A Comissão de Constituição e Justiça (CCJ) da Câmara dos Deputados aprovou, nesta quarta-feira (22), o parecer favorável à Proposta de Emenda à Constituição (PEC) que extingue a escala de trabalho 6×1. Com o aval da comissão, a proposta avança para análise em uma comissão especial, onde o debate sobre o conteúdo da mudança será conduzido de fato.
Vale destacar que a aprovação foi simbólica, ou seja, sem o registro nominal dos votos de cada parlamentar. O relator, deputado Paulo Azi (União Brasil-BA), analisou apenas a admissibilidade da proposta, verificando se ela atende aos requisitos constitucionais para seguir tramitando no Congresso.
Relatório com duas PECs
O relatório de Azi abrange duas PECs distintas. A primeira é de autoria da deputada Erika Hilton (PSOL-SP) e propõe uma semana de quatro dias de trabalho, com prazo de 360 dias para entrar em vigor.

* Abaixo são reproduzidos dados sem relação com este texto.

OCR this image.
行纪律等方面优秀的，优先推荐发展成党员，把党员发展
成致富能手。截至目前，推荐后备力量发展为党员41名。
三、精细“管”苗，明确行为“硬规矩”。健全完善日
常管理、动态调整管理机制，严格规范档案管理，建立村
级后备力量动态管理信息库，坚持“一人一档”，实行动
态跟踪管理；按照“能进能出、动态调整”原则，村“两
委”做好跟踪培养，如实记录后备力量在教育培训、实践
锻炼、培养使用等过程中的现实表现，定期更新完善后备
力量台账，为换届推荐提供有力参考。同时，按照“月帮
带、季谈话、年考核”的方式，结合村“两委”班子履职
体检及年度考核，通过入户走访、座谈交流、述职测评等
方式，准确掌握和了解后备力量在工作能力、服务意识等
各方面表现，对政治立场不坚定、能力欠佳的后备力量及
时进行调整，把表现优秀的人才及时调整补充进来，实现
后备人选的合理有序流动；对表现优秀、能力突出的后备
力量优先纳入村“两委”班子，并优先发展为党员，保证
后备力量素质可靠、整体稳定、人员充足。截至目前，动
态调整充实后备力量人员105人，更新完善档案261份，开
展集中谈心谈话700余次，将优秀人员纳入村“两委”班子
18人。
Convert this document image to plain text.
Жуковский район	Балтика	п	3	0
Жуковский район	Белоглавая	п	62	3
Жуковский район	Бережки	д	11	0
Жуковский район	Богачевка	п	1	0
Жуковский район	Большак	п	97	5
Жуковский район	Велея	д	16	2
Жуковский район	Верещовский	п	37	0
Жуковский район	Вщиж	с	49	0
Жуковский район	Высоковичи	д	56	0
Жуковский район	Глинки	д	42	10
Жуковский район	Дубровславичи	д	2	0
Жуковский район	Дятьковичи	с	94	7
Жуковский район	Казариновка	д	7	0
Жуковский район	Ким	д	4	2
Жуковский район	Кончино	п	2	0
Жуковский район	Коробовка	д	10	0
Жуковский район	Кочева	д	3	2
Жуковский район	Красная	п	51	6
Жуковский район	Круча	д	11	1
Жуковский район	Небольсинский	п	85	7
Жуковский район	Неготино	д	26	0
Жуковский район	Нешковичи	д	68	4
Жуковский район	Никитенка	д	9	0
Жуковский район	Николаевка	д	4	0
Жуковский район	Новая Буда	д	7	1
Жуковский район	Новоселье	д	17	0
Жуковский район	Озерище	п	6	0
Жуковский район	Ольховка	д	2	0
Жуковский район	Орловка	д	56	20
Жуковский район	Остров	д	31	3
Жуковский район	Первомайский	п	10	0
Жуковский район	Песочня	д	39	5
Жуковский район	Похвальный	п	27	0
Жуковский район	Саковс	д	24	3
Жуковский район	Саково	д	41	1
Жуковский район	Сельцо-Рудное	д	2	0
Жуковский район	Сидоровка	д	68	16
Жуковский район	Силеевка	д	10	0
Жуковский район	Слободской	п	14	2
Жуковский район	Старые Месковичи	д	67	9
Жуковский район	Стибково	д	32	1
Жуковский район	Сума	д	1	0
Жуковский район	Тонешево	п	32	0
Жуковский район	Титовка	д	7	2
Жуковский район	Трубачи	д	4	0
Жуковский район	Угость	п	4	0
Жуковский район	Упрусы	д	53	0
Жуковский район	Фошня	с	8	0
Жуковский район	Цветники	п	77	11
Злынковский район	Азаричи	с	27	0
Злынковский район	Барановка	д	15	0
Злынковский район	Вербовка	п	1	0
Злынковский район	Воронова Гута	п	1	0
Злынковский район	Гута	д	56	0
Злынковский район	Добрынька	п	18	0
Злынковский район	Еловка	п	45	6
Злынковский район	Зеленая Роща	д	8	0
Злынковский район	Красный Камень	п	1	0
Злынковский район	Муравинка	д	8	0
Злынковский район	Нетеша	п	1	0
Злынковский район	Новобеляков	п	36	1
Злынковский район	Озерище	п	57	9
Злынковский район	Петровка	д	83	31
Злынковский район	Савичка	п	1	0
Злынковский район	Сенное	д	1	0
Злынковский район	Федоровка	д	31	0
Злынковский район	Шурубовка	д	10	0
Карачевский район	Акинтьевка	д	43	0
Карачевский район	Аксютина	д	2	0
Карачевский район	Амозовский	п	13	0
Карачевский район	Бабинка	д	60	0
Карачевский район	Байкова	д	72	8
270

A segunda foi apresentada pelo deputado Reginaldo Lopes (PT-MG) ainda em 2019 e prevê uma jornada semanal de 36 horas, com prazo de dez anos para implementação. Ambas mantêm o limite de oito horas diárias.
Paralelamente, o governo Lula encaminhou ao Congresso um projeto de lei, instrumento diferente de uma PEC, que propõe reduzir a jornada semanal de 44 para 40 horas e ampliar a folga para dois dias. A jornada máxima atual, de 44 horas semanais, está prevista na Constituição Federal.
O que o relator recomenda?
Embora a função da CCJ seja apenas verificar a constitucionalidade da proposta, Paulo Azi incluiu recomendações no relatório. O deputado sugere que a comissão especial discuta regras de transição graduais para a entrada em vigor da mudança, levando em conta o porte das empresas e os diferentes setores da economia.
Azi também chama atenção para o impacto da medida na Previdência Social e propõe uma compensação fiscal para as empresas, especialmente com a redução de tributos sobre a folha de pagamentos, modelo adotado por países europeus em reformas semelhantes.
Como isso vai impactar as empresas?
Um levantamento realizado pela Confederação Nacional da Indústria (CNI) estima que a redução da jornada de 44 para 40 horas semanais pode elevar os custos com empregados formais entre R$ 178,2 bilhões e R$ 267,2 bilhões por ano, o que equivale a um acréscimo de até 7% na folha de pagamentos.
Já um estudo do Instituto de Pesquisa Econômica Aplicada (Ipea), divulgado em fevereiro deste ano, calculou que o fim da escala 6×1 aumentaria em 7,84% o custo médio do trabalho com carteira assinada no regime de 40 horas. Na indústria e no comércio, o impacto estimado ficaria abaixo de 1% do custo operacional total.
O governo, por sua vez, aponta que cerca de 37,2 milhões de trabalhadores no Brasil cumprem jornadas acima de 40 horas semanais, o equivalente a 74% dos profissionais com vínculo formal. Além disso, em 2024, o país registrou 500 mil afastamentos por doenças relacionadas ao trabalho com origem psicossocial, o que também gera custos para a Previdência Social.
O que pode acontecer ainda?
Se a proposta for aprovada na comissão especial, seguirá para votação no plenário da Câmara e, depois, para o Senado Federal. A promulgação exige o aval das duas casas legislativas. Segundo Paulo Azi, caso todo esse caminho seja percorrido, o Brasil passaria a adotar a escala 4×3, com a jornada semanal máxima caindo de 44 para 36 horas.
O relator da comissão especial ainda não foi definido, mas a expectativa é de que o grupo seja criado ainda nesta semana pelo presidente da Câmara, Hugo Motta (Republicanos-PB).